Nous avons tous vu l’atroce accident de bus où de nombreux enfants viennent de mourir. Je ne mettrai ni image, ni lien vers quoi que ce soit sur le web à ce propos. Certains me diront que ce ne serait pas manquer de respect aux victimes, sauf qu’en fait, j’estime que le sensationnalisme ambiant m’écoeure. Les titres s’enchaînent, les hypothèses parfois insultantes pour le chauffeur (lui aussi décédé) s’empilent, et ce sans autre chose que des rumeurs, des suppositions, bref sans la moindre once de preuve ! En les lisant, ces pourfendeurs de baratin étalés à la truelle sur nos écrans pour nourrir nos esprits infertiles et mollassons, je ne vois plus de l’information, mais plus de l’humour dégueulasse, des mauvaises blagues indignes même des bas-fonds qu’ils remuent sans cesse pour nous abreuver d’horreurs. Je n’arrive pas à cautionner, je n’arrive plus à pardonner ce comportement scandaleux. Pourtant, oui, je crois que la presse se doit de parler, d’expliquer, d’aider les gens à comprendre le monde qui les entoure. Cependant, je n’arrive plus à tolérer cette course à l’information instantanée, d’autant plus quand elle porte atteinte à la mémoire des victimes.

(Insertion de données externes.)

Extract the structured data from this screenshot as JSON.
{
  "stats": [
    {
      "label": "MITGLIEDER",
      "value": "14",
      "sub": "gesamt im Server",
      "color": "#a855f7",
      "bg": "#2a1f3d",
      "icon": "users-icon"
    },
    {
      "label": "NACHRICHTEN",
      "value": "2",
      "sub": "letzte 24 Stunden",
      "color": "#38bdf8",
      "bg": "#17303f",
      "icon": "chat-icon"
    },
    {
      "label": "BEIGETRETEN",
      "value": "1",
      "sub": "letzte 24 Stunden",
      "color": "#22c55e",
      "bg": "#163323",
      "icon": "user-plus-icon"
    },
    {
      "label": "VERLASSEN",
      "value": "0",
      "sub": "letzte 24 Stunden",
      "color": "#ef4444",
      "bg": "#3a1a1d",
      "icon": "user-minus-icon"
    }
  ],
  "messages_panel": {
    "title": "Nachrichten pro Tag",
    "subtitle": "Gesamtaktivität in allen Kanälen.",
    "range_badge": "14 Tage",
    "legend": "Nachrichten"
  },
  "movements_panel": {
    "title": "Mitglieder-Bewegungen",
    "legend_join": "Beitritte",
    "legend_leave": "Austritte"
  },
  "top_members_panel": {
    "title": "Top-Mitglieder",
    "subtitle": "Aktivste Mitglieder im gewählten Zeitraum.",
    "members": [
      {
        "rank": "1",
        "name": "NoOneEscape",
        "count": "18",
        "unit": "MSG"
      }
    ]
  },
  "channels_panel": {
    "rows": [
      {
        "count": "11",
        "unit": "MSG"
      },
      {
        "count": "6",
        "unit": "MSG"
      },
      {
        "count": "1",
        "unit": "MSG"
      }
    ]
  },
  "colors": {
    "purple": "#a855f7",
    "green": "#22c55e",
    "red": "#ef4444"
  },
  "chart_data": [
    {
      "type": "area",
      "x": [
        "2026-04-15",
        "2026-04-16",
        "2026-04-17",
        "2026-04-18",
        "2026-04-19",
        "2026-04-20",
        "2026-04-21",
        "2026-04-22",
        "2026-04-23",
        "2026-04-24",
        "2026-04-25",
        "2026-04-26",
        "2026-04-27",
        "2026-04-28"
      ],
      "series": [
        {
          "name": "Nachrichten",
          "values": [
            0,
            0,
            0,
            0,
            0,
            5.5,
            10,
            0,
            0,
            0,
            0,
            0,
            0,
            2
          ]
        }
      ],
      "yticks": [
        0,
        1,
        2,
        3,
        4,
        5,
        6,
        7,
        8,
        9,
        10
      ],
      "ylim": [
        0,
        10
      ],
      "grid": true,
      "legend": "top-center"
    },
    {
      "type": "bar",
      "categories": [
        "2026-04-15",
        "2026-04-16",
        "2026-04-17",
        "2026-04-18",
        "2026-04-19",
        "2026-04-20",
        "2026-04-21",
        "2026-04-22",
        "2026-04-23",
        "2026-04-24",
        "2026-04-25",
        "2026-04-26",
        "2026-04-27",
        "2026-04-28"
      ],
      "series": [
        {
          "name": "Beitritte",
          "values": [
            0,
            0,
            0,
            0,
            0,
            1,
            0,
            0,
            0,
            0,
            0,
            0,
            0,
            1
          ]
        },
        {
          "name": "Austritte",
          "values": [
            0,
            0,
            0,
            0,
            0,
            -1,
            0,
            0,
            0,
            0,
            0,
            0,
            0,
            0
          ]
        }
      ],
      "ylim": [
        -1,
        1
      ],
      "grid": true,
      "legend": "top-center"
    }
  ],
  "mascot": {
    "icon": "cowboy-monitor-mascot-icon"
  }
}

Les journaux européens se sont très majoritairement comportés avec dignité, arborant des « unes » dignes, souvent dépourvues de photographie, ceci afin de montrer que beaucoup de monde pleure ce drame atroce. Des témoignages de sauveteurs parlent des conditions de leur arrivée sur le site de l’accident, et de la douleur de devoir porter secours à des enfants. Je ne lierai pas non plus ces propos, parce qu’ils sont durs, tristes, et que je ne crois pas au net spectacle. Encore une fois, cette presse internet se gave, se régale du malheur des autres, de la détresse de ces sauveteurs qui sont forcément traumatisés par ce qu’ils ont vécu. Qui ne le serait pas ? Les gestionnaires de ces sites « d’information » ne le sont pas apparemment, tant ils exposent sans complexe les clichés de l’autobus complètement démoli par le crash. Où est le respect, la dignité ? Messieurs les rédacteurs, je vous conchie, je vous vomis, vous et votre politique éditoriale de voyeurisme exacerbée !

Je me suis toujours plaint du net, de ses travers, de ses excès, mais jusqu’à présent je laissais le bénéfice du doute à la presse dématérialisée. Peut-être était-ce de la candeur, ou tout du moins une forme étrange de charité pour ce « nouveau » média qui prend le pas sur la presse papier. Malheureusement, je constate avec effarement que, non content d’être des voyeurs malsains, ces journaleux sont prêts à tout pour se faire une place dans les mass médias virtuels. Candeur, adieu, bonjour cynisme. Qu’on ne s’étonne pas de l’abêtissement global, car, dans le fond, si la presse est conne, c’est qu’elle s’adresse forcément à des cons, non ? Je veux bien admettre qu’il en faut pour tous les goûts, mais là on dépasse plus que largement les limites du raisonnable. D’ailleurs, j’aimerais bien que ces pourris soient mis au ban de leur propre profession, parce que ça fait mal au portefeuille, vu que de dignité ils n’ont plus que des lambeaux.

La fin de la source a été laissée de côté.